A number of IAM members have spoken at this conference in the past and, by all accounts, it’s a fascinating and exciting project to be a part of. For those interested, abstracts are due in by November 30, 2008.

15 thoughts on “Full Coverage: Links From All Over (Nov. 13, 2008)

  1. Ugh.. I hate Miley Cyrus. That’s just completely diverted my attention from everything else in the post.

  2. haha i thought it was “in believe we change.” because the mole on their finger looked like a period.

  3. yeah, i don’t know why he placed “change” at the front. but whatever. i’m not a black president of anything, what do i know?

  4. Stephen Baldwin must have been higher than he looks to get that done!

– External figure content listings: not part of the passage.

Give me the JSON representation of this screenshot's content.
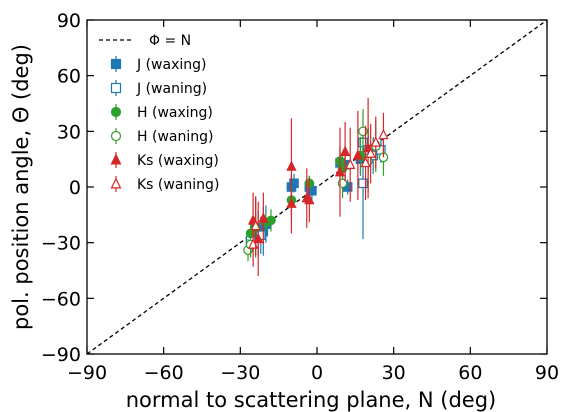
{
  "chart_data": {
    "type": "scatter",
    "xlabel": "normal to scattering plane, N (deg)",
    "ylabel": "pol. position angle, Θ (deg)",
    "xlim": [
      -90,
      90
    ],
    "ylim": [
      -90,
      90
    ],
    "xticks": [
      "−90",
      "−60",
      "−30",
      "0",
      "30",
      "60",
      "90"
    ],
    "yticks": [
      "−90",
      "−60",
      "−30",
      "0",
      "30",
      "60",
      "90"
    ],
    "xtick_values": [
      -90,
      -60,
      -30,
      0,
      30,
      60,
      90
    ],
    "ytick_values": [
      -90,
      -60,
      -30,
      0,
      30,
      60,
      90
    ],
    "legend_position": "upper-left",
    "reference_line": {
      "label": "Φ = N",
      "slope": 1,
      "intercept": 0,
      "style": "dashed",
      "color": "#000000"
    },
    "series": [
      {
        "name": "J (waxing)",
        "color": "#1f77b4",
        "marker": "square",
        "filled": true,
        "points": [
          {
            "x": -25,
            "y": -27,
            "e": 8
          },
          {
            "x": -24,
            "y": -22,
            "e": 16
          },
          {
            "x": -23,
            "y": -25,
            "e": 12
          },
          {
            "x": -21,
            "y": -24,
            "e": 13
          },
          {
            "x": -20,
            "y": -20,
            "e": 10
          },
          {
            "x": -10,
            "y": 0,
            "e": 6
          },
          {
            "x": -9,
            "y": 2,
            "e": 5
          },
          {
            "x": -3,
            "y": 0,
            "e": 6
          },
          {
            "x": -2,
            "y": -2,
            "e": 5
          },
          {
            "x": 9,
            "y": 13,
            "e": 9
          },
          {
            "x": 11,
            "y": 12,
            "e": 10
          },
          {
            "x": 12,
            "y": 0,
            "e": 4
          },
          {
            "x": 17,
            "y": 15,
            "e": 9
          }
        ]
      },
      {
        "name": "J (waning)",
        "color": "#1f77b4",
        "marker": "square",
        "filled": false,
        "points": [
          {
            "x": -26,
            "y": -29,
            "e": 6
          },
          {
            "x": -22,
            "y": -26,
            "e": 10
          },
          {
            "x": 18,
            "y": 2,
            "e": 30
          },
          {
            "x": 18,
            "y": 24,
            "e": 7
          },
          {
            "x": 20,
            "y": 20,
            "e": 12
          },
          {
            "x": 22,
            "y": 17,
            "e": 10
          },
          {
            "x": 25,
            "y": 20,
            "e": 7
          }
        ]
      },
      {
        "name": "H (waxing)",
        "color": "#2ca02c",
        "marker": "circle",
        "filled": true,
        "points": [
          {
            "x": -26,
            "y": -25,
            "e": 6
          },
          {
            "x": -24,
            "y": -22,
            "e": 8
          },
          {
            "x": -20,
            "y": -19,
            "e": 5
          },
          {
            "x": -18,
            "y": -18,
            "e": 6
          },
          {
            "x": -10,
            "y": -7,
            "e": 10
          },
          {
            "x": -3,
            "y": 2,
            "e": 4
          },
          {
            "x": 9,
            "y": 14,
            "e": 6
          },
          {
            "x": 10,
            "y": 10,
            "e": 8
          },
          {
            "x": 17,
            "y": 17,
            "e": 10
          }
        ]
      },
      {
        "name": "H (waning)",
        "color": "#2ca02c",
        "marker": "circle",
        "filled": false,
        "points": [
          {
            "x": -27,
            "y": -34,
            "e": 6
          },
          {
            "x": -26,
            "y": -31,
            "e": 7
          },
          {
            "x": 10,
            "y": 2,
            "e": 8
          },
          {
            "x": 18,
            "y": 30,
            "e": 12
          },
          {
            "x": 20,
            "y": 14,
            "e": 16
          },
          {
            "x": 23,
            "y": 22,
            "e": 14
          },
          {
            "x": 26,
            "y": 16,
            "e": 10
          }
        ]
      },
      {
        "name": "Ks (waxing)",
        "color": "#d62728",
        "marker": "triangle",
        "filled": true,
        "points": [
          {
            "x": -25,
            "y": -18,
            "e": 15
          },
          {
            "x": -23,
            "y": -28,
            "e": 20
          },
          {
            "x": -21,
            "y": -17,
            "e": 14
          },
          {
            "x": -10,
            "y": 11,
            "e": 26
          },
          {
            "x": -10,
            "y": -9,
            "e": 16
          },
          {
            "x": -4,
            "y": -6,
            "e": 16
          },
          {
            "x": -3,
            "y": -7,
            "e": 12
          },
          {
            "x": 9,
            "y": 8,
            "e": 24
          },
          {
            "x": 11,
            "y": 19,
            "e": 16
          },
          {
            "x": 16,
            "y": 17,
            "e": 24
          },
          {
            "x": 20,
            "y": 21,
            "e": 27
          }
        ]
      },
      {
        "name": "Ks (waning)",
        "color": "#d62728",
        "marker": "triangle",
        "filled": false,
        "points": [
          {
            "x": -25,
            "y": -31,
            "e": 12
          },
          {
            "x": -24,
            "y": -21,
            "e": 16
          },
          {
            "x": 13,
            "y": 12,
            "e": 20
          },
          {
            "x": 19,
            "y": 13,
            "e": 20
          },
          {
            "x": 21,
            "y": 18,
            "e": 16
          },
          {
            "x": 23,
            "y": 24,
            "e": 14
          },
          {
            "x": 26,
            "y": 28,
            "e": 12
          }
        ]
      }
    ]
  }
}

It’s like Michael Jackson getting MC tattooed somewhere.

  5. i thought Baldwin was an idiot BEFORE the MC tattoo. now, im so fucking sure of it! and the Cyrus chick is a B. Spears in the making……

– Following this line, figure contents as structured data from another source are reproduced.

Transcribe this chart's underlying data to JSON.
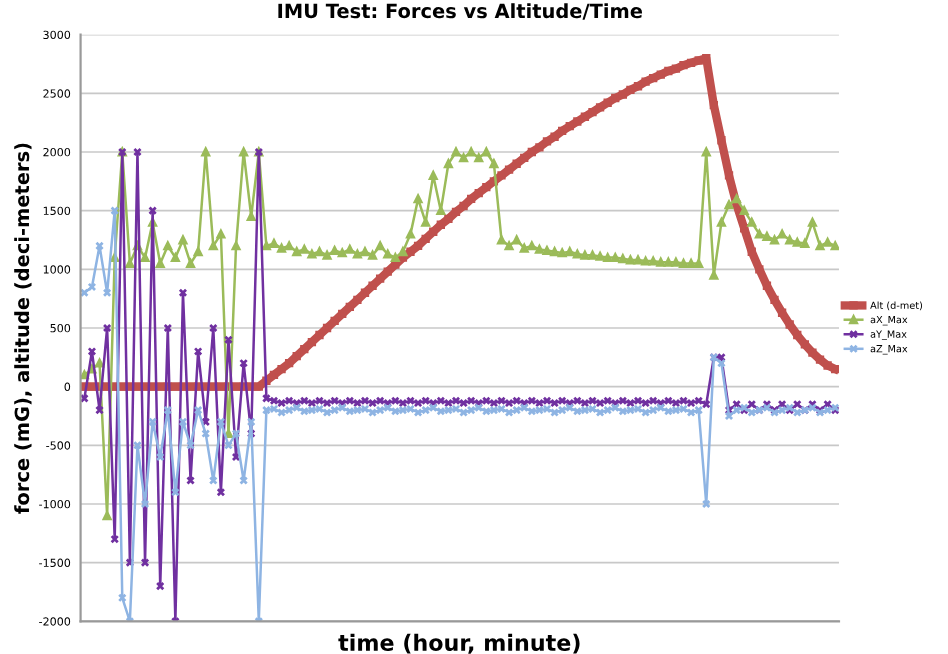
{
  "chart_data": {
    "type": "line",
    "title": "IMU Test: Forces vs Altitude/Time",
    "xlabel": "time (hour, minute)",
    "ylabel": "force (mG), altitude (deci-meters)",
    "categories": [
      null,
      null,
      null,
      null,
      null,
      null,
      null,
      null,
      null,
      null,
      null,
      null,
      null,
      null,
      null,
      null,
      null,
      null,
      null,
      null,
      null,
      null,
      null,
      null,
      null,
      null,
      null,
      null,
      null,
      null,
      null,
      null,
      null,
      null,
      null,
      null,
      null,
      null,
      null,
      null,
      null,
      null,
      null,
      null,
      null,
      null,
      null,
      null,
      null,
      null,
      null,
      null,
      null,
      null,
      null,
      null,
      null,
      null,
      null,
      null,
      null,
      null,
      null,
      null,
      null,
      null,
      null,
      null,
      null,
      null,
      null,
      null,
      null,
      null,
      null,
      null,
      null,
      null,
      null,
      null,
      null,
      null,
      null,
      null,
      null,
      null,
      null,
      null,
      null,
      null,
      null,
      null,
      null,
      null,
      null,
      null,
      null,
      null,
      null,
      null
    ],
    "ylim": [
      -2000,
      3000
    ],
    "yticks": [
      -2000,
      -1500,
      -1000,
      -500,
      0,
      500,
      1000,
      1500,
      2000,
      2500,
      3000
    ],
    "grid": "y",
    "legend": "right",
    "line_style": "solid",
    "series": [
      {
        "name": "Alt (d-met)",
        "color": "#c0504d",
        "marker": "square",
        "values": [
          0,
          0,
          0,
          0,
          0,
          0,
          0,
          0,
          0,
          0,
          0,
          0,
          0,
          0,
          0,
          0,
          0,
          0,
          0,
          0,
          0,
          0,
          0,
          0,
          50,
          100,
          150,
          200,
          260,
          320,
          380,
          440,
          500,
          560,
          620,
          680,
          740,
          800,
          860,
          920,
          980,
          1040,
          1100,
          1150,
          1200,
          1260,
          1320,
          1380,
          1430,
          1490,
          1540,
          1600,
          1650,
          1700,
          1750,
          1800,
          1850,
          1900,
          1950,
          2000,
          2040,
          2090,
          2130,
          2180,
          2220,
          2260,
          2300,
          2340,
          2380,
          2420,
          2460,
          2490,
          2530,
          2560,
          2600,
          2630,
          2660,
          2690,
          2710,
          2740,
          2760,
          2780,
          2800,
          2400,
          2100,
          1800,
          1550,
          1350,
          1150,
          1000,
          860,
          740,
          630,
          530,
          440,
          360,
          290,
          230,
          180,
          150
        ]
      },
      {
        "name": "aX_Max",
        "color": "#9bbb59",
        "marker": "triangle",
        "values": [
          100,
          150,
          200,
          -1100,
          1100,
          2000,
          1050,
          1200,
          1100,
          1400,
          1050,
          1200,
          1100,
          1250,
          1050,
          1150,
          2000,
          1200,
          1300,
          -400,
          1200,
          2000,
          1450,
          2000,
          1200,
          1220,
          1180,
          1200,
          1150,
          1170,
          1130,
          1150,
          1120,
          1160,
          1140,
          1170,
          1130,
          1150,
          1120,
          1200,
          1130,
          1100,
          1150,
          1300,
          1600,
          1400,
          1800,
          1500,
          1900,
          2000,
          1950,
          2000,
          1950,
          2000,
          1900,
          1250,
          1200,
          1250,
          1180,
          1200,
          1170,
          1160,
          1150,
          1140,
          1150,
          1130,
          1120,
          1120,
          1110,
          1100,
          1100,
          1090,
          1080,
          1080,
          1070,
          1070,
          1060,
          1060,
          1060,
          1050,
          1050,
          1050,
          2000,
          950,
          1400,
          1550,
          1600,
          1500,
          1400,
          1300,
          1280,
          1250,
          1300,
          1250,
          1230,
          1220,
          1400,
          1200,
          1230,
          1200
        ]
      },
      {
        "name": "aY_Max",
        "color": "#7030a0",
        "marker": "cross",
        "values": [
          -100,
          300,
          -200,
          500,
          -1300,
          2000,
          -1500,
          2000,
          -1500,
          1500,
          -1700,
          500,
          -2000,
          800,
          -800,
          300,
          -300,
          500,
          -900,
          400,
          -600,
          200,
          -400,
          2000,
          -100,
          -120,
          -140,
          -120,
          -140,
          -120,
          -140,
          -120,
          -140,
          -120,
          -140,
          -120,
          -140,
          -120,
          -140,
          -120,
          -140,
          -120,
          -140,
          -120,
          -140,
          -120,
          -140,
          -120,
          -140,
          -120,
          -140,
          -120,
          -140,
          -120,
          -140,
          -120,
          -140,
          -120,
          -140,
          -120,
          -140,
          -120,
          -140,
          -120,
          -140,
          -120,
          -140,
          -120,
          -140,
          -120,
          -140,
          -120,
          -140,
          -120,
          -140,
          -120,
          -140,
          -120,
          -140,
          -120,
          -140,
          -120,
          -150,
          250,
          250,
          -200,
          -150,
          -200,
          -150,
          -200,
          -150,
          -200,
          -150,
          -200,
          -150,
          -200,
          -150,
          -200,
          -150,
          -200
        ]
      },
      {
        "name": "aZ_Max",
        "color": "#8eb4e3",
        "marker": "cross",
        "values": [
          800,
          850,
          1200,
          800,
          1500,
          -1800,
          -2000,
          -500,
          -1000,
          -300,
          -600,
          -200,
          -900,
          -300,
          -500,
          -200,
          -400,
          -800,
          -300,
          -500,
          -400,
          -800,
          -300,
          -2000,
          -200,
          -190,
          -220,
          -200,
          -180,
          -210,
          -200,
          -190,
          -220,
          -200,
          -180,
          -210,
          -200,
          -190,
          -220,
          -200,
          -180,
          -210,
          -200,
          -190,
          -220,
          -200,
          -180,
          -210,
          -200,
          -190,
          -220,
          -200,
          -180,
          -210,
          -200,
          -190,
          -220,
          -200,
          -180,
          -210,
          -200,
          -190,
          -220,
          -200,
          -180,
          -210,
          -200,
          -190,
          -220,
          -200,
          -180,
          -210,
          -200,
          -190,
          -220,
          -200,
          -180,
          -210,
          -200,
          -190,
          -220,
          -200,
          -1000,
          250,
          200,
          -250,
          -200,
          -180,
          -220,
          -200,
          -180,
          -220,
          -200,
          -180,
          -220,
          -200,
          -180,
          -220,
          -200,
          -180
        ]
      }
    ]
  }
}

  6. I’m all for the academic study of body mods, but that blurb is some of the worst academic gobbledygook I’ve ever read. Most of it means almost exactly nothing. Here’s a translation:

    ‘Somatechnics’ is a fancy neologism meaning body modification. By it, we mean everything the body modification community means by ‘body modification.’ We are interested in both bodies and modification. We think of them holistically, so that the bodies and the means of modifying them are a single unit. This kind of thinking is trendy.

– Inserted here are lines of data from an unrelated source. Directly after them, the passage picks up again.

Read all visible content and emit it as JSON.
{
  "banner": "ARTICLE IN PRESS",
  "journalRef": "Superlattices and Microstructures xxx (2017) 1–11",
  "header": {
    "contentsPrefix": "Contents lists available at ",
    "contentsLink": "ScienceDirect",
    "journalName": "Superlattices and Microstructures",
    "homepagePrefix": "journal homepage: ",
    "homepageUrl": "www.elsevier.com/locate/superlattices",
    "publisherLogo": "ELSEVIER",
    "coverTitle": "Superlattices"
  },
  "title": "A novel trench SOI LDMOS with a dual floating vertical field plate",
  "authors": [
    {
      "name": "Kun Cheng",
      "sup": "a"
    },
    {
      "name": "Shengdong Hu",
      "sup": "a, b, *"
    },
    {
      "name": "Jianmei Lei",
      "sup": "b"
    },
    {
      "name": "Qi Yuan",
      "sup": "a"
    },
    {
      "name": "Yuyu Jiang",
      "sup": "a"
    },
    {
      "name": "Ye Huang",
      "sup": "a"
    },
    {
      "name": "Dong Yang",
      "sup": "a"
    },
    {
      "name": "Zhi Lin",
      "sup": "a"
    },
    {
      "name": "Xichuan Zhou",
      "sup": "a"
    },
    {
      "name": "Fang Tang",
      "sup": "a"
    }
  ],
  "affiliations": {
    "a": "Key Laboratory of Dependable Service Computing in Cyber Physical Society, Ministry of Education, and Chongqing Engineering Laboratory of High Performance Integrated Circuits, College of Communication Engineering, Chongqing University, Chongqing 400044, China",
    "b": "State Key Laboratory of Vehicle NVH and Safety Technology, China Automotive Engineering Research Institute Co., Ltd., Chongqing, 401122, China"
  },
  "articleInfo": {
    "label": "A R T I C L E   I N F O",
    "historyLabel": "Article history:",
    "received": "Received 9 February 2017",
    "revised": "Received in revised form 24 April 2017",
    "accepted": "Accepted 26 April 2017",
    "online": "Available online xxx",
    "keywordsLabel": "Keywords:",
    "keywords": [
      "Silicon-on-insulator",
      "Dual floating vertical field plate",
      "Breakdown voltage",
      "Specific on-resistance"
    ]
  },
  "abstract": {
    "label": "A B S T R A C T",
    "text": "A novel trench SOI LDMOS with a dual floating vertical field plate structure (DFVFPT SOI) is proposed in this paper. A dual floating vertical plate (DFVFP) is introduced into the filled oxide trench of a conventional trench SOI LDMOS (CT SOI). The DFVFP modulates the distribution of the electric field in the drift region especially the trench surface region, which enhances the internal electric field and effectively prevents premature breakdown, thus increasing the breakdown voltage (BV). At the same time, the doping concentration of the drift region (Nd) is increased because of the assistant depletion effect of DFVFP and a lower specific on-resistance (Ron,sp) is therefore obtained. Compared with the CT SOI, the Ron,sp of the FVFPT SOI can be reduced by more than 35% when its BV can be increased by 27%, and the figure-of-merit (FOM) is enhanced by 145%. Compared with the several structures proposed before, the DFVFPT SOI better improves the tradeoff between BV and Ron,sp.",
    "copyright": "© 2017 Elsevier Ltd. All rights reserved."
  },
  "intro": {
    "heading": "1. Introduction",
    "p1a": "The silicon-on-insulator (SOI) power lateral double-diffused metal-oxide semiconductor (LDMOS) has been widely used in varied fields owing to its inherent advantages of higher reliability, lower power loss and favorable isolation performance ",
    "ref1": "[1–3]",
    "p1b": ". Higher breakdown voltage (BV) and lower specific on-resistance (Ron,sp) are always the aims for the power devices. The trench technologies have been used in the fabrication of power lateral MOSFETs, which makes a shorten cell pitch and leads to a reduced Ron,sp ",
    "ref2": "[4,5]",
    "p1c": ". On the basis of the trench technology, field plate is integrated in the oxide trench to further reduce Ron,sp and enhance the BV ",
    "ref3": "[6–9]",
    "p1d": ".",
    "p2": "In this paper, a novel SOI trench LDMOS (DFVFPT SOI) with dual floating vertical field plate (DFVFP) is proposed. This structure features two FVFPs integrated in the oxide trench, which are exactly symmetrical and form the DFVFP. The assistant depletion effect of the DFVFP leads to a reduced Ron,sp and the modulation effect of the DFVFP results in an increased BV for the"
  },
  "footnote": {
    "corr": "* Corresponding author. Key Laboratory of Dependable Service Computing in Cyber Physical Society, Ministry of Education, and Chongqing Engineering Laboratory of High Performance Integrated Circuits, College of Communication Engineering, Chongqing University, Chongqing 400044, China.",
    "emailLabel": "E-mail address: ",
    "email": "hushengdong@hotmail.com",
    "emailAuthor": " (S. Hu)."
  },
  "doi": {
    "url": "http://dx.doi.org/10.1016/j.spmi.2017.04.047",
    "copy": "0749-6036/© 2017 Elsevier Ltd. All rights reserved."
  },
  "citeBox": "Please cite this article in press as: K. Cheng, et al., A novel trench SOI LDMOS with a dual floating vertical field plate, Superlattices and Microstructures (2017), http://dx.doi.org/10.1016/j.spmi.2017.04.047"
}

  7. TripleHelix: I must disagree. Although it is true that academics are tendentiously and occasionally needlessly loquacious, the above is hardly what I would call the worst of the gobbledygook out there, and is fairly in line with the tone, content and diction of most calls for papers/panels. More specifically, I disagree with your translation of soma technics. As is so often the case with academes, the term arises (and I must admit some bias towards the defensive, as I’ve heard the explanation of the term from Susan Stryker, who coined it, although she would probably reject the term academic in favor of radical archivist) from the Greek, for soma (body) and techne (which she translated as practices, although there are other possible interpretations). Simply put, the conference deals with practices of the body, which includes but is not limited to what the body modification community means by body modification, which I think would likely be too narrow for the confines (such as they are) of the conference, which I believe this year has an added focus on technology.
    I don’t mean to come across as overly pedantic and I realize that I’m probably too partial to this kind of language. It’s just that it irks me when you replace (rather cynically and dismissively so) a fairly straightforward description with an inaccurate translation, especially when the original text is a call for an open dialogue on our community (whatever that is).

  8. Bwhwhwhwhahahahahaha. I completely agree head asplode IS the funniest thing I’ve heard in a long time as well.

    Miley Cyrus, Stephen Baldwin and GW walk into the oval office. … it’s like the start of a bad joke.